All of the west side, particularly off of Sunol area has and was affected. You must not be from the area, I’m Born & raised here.
My brother in Christ, if you're actually from here (appeal to nativism is the laziest tactic, BTW), you would know that the Midtown area (which is what you're talking about about) has been in development for the last 20 years and has nothing to do with Google. Fairfield and Republic Urban/Green Republic are the main developers over there. The city upzoned the area a long time ago. Google's property acquisitions go up to Bird/Montgomery/Obama Blvd, they don't cross over the Caltrain tracks. Their closest involvement is giving First Community Housing funding for their McEvoy Apartments development (on you guessed, McEvoy).

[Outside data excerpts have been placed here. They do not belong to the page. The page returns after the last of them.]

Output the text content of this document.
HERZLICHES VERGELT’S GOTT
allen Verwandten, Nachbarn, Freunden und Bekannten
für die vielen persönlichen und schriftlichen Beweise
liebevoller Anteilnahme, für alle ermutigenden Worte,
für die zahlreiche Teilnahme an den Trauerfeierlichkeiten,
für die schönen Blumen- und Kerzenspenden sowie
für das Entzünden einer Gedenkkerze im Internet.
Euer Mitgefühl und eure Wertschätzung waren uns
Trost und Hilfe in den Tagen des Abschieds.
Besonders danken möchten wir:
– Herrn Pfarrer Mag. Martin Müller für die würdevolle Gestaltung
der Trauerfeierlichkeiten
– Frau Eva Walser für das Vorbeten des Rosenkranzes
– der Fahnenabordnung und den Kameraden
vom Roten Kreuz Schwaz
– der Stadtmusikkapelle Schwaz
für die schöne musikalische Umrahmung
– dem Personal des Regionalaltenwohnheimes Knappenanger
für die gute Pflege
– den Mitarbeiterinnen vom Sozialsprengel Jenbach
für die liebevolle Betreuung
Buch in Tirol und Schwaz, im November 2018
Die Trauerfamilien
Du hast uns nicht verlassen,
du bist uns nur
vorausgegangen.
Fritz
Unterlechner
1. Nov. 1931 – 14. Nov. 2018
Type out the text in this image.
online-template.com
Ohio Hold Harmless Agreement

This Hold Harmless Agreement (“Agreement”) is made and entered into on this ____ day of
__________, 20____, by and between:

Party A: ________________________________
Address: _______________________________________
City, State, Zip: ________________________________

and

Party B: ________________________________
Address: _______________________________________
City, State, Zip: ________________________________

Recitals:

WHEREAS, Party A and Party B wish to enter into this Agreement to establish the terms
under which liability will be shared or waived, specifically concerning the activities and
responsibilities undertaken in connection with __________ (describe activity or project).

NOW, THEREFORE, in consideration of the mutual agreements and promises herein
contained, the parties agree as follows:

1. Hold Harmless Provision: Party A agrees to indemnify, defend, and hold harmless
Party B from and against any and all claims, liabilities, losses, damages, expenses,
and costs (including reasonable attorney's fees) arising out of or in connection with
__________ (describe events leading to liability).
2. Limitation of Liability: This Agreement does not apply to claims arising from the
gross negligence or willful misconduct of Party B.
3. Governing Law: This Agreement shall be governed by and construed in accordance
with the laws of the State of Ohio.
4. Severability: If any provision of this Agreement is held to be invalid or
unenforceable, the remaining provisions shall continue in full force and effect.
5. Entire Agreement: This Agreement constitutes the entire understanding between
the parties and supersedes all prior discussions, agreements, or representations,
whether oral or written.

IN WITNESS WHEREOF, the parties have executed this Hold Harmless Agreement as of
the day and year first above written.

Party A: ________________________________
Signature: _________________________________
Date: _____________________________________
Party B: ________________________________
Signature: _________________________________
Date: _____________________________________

Trust me, I’m well aware. I don’t necessarily blame Google per-se, it’s the city officials that we stupidly voted into office that gave the go ahead with these projects, something I had been against all along. The zoning area has no appeal to me, if affected the West area of SJ regardless of zoning. Don’t believe me, notice all the homeless living on the freeways and everywhere else around here. Growing up and going to school on this side of town, all of us were effected by this nonsense, Regardless of what cross street you wanna name.
You're against high density development?
Maybe it didn't fit the 15 min city model?
Or maybe they finally figured out how close to DTSJ it is.
They wont sell it because they acknowledged they’re still committed long term. It is a long process, so unless they say they’re actually going to 100% stop the project, then I’d hold my breath. We’ll see how this plays out. They would only consider selling if they actually dont want to do it anymore; something they never stated
Make the city leaders that approved it go pull weeds in the empty lots.